Stocktaking may not be fun, but it’s a vital task for SMEs
“Stocktaking is an arduous and time-consuming task that is often placed at the bottom of small to medium enterprises’ (SMEs') to-do lists. This is not a good idea, because stocktaking forms a vitally important part of any operation’s financial management processes,” says Bridget du Toit, head of sales and services at EasyBiz Technologies.
She outlines exactly why this painstaking, but critical task is so important for businesses, and highlights some of the pitfalls of neglecting to do so.
Reduce stock losses
Du Toit says continuous monitoring helps business owners prevent stock losses and misappropriation. “Depending on the volumes of stock their business moves, their inventory should ideally be checked on a weekly or monthly basis. And then, of course, there is the all-important financial year-end stock-take, which is necessary for auditing purposes.
“Due to the nature of our business, which mostly comprises links and downloads, we take stock every two months. This would be unacceptable for a spare parts business, for example, where misappropriation or anomalies can come into play if business owners are not vigilant,” she adds.

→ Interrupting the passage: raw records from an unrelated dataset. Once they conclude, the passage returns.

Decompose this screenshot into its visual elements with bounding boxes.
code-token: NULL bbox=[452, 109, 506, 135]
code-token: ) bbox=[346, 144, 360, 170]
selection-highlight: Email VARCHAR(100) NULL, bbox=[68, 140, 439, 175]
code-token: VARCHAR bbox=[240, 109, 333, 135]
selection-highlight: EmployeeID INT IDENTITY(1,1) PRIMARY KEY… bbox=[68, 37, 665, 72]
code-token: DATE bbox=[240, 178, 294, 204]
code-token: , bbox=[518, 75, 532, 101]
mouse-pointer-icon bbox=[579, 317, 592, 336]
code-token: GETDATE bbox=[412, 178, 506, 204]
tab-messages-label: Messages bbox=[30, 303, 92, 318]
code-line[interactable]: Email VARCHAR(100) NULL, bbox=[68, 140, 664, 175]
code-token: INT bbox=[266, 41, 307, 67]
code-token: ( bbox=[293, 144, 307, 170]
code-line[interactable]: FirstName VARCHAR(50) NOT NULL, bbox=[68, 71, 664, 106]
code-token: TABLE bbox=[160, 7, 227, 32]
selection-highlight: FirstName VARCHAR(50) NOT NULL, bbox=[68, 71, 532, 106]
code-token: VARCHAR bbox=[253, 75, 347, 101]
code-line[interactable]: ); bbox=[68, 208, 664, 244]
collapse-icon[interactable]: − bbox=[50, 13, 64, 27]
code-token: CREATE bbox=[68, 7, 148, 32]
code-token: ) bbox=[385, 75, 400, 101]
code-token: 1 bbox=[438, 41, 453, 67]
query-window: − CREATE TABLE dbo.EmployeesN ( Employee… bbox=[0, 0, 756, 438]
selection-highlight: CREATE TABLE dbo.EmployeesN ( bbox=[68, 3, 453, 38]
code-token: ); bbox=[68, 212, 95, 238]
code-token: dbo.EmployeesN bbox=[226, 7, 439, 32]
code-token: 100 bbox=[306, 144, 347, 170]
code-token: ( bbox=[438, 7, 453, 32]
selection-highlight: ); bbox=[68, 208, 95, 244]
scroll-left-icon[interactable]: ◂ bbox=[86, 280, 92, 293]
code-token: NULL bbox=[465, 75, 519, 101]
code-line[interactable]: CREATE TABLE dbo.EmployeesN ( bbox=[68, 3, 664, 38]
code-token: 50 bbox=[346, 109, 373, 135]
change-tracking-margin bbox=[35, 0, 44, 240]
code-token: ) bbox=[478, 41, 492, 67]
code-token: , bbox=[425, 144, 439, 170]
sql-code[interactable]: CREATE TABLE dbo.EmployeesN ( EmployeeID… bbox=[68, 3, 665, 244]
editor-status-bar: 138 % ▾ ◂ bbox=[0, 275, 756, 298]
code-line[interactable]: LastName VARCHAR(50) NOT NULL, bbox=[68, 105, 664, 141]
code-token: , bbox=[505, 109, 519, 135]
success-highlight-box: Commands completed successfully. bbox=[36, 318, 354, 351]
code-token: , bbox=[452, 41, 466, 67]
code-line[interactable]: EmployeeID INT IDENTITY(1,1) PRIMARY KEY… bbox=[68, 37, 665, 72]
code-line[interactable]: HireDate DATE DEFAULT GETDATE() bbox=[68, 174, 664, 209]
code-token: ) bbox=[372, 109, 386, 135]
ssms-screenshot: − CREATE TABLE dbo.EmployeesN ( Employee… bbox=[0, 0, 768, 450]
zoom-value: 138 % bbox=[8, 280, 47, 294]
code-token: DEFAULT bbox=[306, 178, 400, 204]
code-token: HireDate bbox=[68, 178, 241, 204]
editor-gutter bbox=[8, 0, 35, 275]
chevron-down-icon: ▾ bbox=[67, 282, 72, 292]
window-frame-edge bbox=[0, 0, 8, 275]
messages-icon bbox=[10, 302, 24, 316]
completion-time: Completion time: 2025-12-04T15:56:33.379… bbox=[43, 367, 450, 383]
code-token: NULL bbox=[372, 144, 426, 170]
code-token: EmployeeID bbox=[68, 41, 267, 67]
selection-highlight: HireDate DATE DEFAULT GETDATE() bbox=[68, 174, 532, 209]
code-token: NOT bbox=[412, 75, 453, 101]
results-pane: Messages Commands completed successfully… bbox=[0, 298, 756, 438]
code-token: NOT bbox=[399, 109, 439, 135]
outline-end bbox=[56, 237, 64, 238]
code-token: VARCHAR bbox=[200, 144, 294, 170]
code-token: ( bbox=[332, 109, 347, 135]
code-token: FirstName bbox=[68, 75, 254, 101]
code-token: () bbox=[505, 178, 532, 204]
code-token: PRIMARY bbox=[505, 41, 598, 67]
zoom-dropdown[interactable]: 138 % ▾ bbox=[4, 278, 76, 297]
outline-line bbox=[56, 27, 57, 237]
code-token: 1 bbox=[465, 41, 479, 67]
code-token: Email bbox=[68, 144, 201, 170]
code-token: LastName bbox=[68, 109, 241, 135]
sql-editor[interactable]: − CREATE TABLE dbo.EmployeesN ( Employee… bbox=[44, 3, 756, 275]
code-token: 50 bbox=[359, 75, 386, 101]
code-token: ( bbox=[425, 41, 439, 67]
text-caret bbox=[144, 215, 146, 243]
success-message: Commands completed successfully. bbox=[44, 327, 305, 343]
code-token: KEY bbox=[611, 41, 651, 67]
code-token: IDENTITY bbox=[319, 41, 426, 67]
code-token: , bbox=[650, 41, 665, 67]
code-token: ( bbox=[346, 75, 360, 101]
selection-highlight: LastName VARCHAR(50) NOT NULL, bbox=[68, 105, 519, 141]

She is quick to explain that stock creep is not only the result of theft. “If stock-heavy businesses have warehouses in five different provinces and they pull stock from the wrong warehouse, the warehouse they pulled the stock from could run out of items, hence the anomalies. These anomalies have a ripple effect as they could then affect customer service and delivery in the relevant area, as well as result in increased costs for the company as they now have to replenish the stock earlier than planned.”
Increase accuracy of financial reporting
Du Toit says the constant updating of inventory records means more accurate financial reporting. “It is important to determine whether the business’s physical stock matches its financial stock.
“Some online stores need to conduct inventory updates every day. This is because people reserve items that they don’t buy. So, even when it seems like they are out of stock, they may actually have stock available.”
Establish inventory movement trends
Knowing which stock items are moving faster and what is not moving at all allows business owners to make better decisions around which products to keep versus those they should consider discontinuing.
“This allows for better decision-making. Think Spree and Superbalist – if they have excellent inventory records, they can manage their businesses optimally. They know what is fast-moving and what is slow-moving. They can have a sale of the slow-moving items to get them off their shelves or they can decide to have a sale of fast-moving items to improve their cash flow and quickly put in an order so they don’t run out of stock. Regular stocktaking helps businesses to constantly stay abreast of their product and avoid losing money,” notes Du Toit.
Get more precise re-order levels
Staying on top ofwhat stock is physically on the premises and what is in the financial system is critical. Accounting systems allow business owners to set an alert that notifies the administrator when stock levels get low. If the physical stock marries up with the stock on the financial system, the business owner can manage his or her business more effectively by always making sure there is sufficient stock available.
Du Toit says the days of relying solely on manually counted stock are numbered. “Today, there are so many processes in place to ensure accuracy that the anomalies are very small. In addition, by allowing only one person to access stock in a particular warehouse, controls are tighter and it becomes easier to establish where the anomalies are. This allows for greater employee accountability.”
Gain valuable market insights
Identifying slow-moving items or items that are not moving as one would like them to move offers valuable insight into how to market the products. So they need an extra boost or can the business owner get by with less of a marketing push?
Over time, stock movement trends allow business owners a high-level insight into what works and what doesn’t and informs their approach to market. This can be used for future planning and strategising.
Adhere to cut-off procedures
Stock-takes are a must at year-end as they are used to compile the financial statements. Auditors use the year-end stock count to verify and audit the value of the stock in the business, which is important as auditors provide assurance. This is important, especially if the business is looking to apply for funding.
Importantly, business owners need to remember that if a sale is recorded at the end of February, then the stock must have physically left the building for it to be a legitimate sale.
Du Toit says businesses cannot put the invoice through on 28 February and then only deliver the item on 3 March. “If they do this, the sale cannot be counted as part of their February financials. If the auditor discovers this, the business will have to reverse the sale and put it through in March.
“This can detrimentally affect the business’s financial statements, especially if the reversal means not meeting targets and not being able to pay staff incentives. In some instances, staff have been known to load false invoices on the last day in order to get commission, submitting a credit note the following month, compelling the employer to pay commission on a target that wasn’t really achieved,” she adds.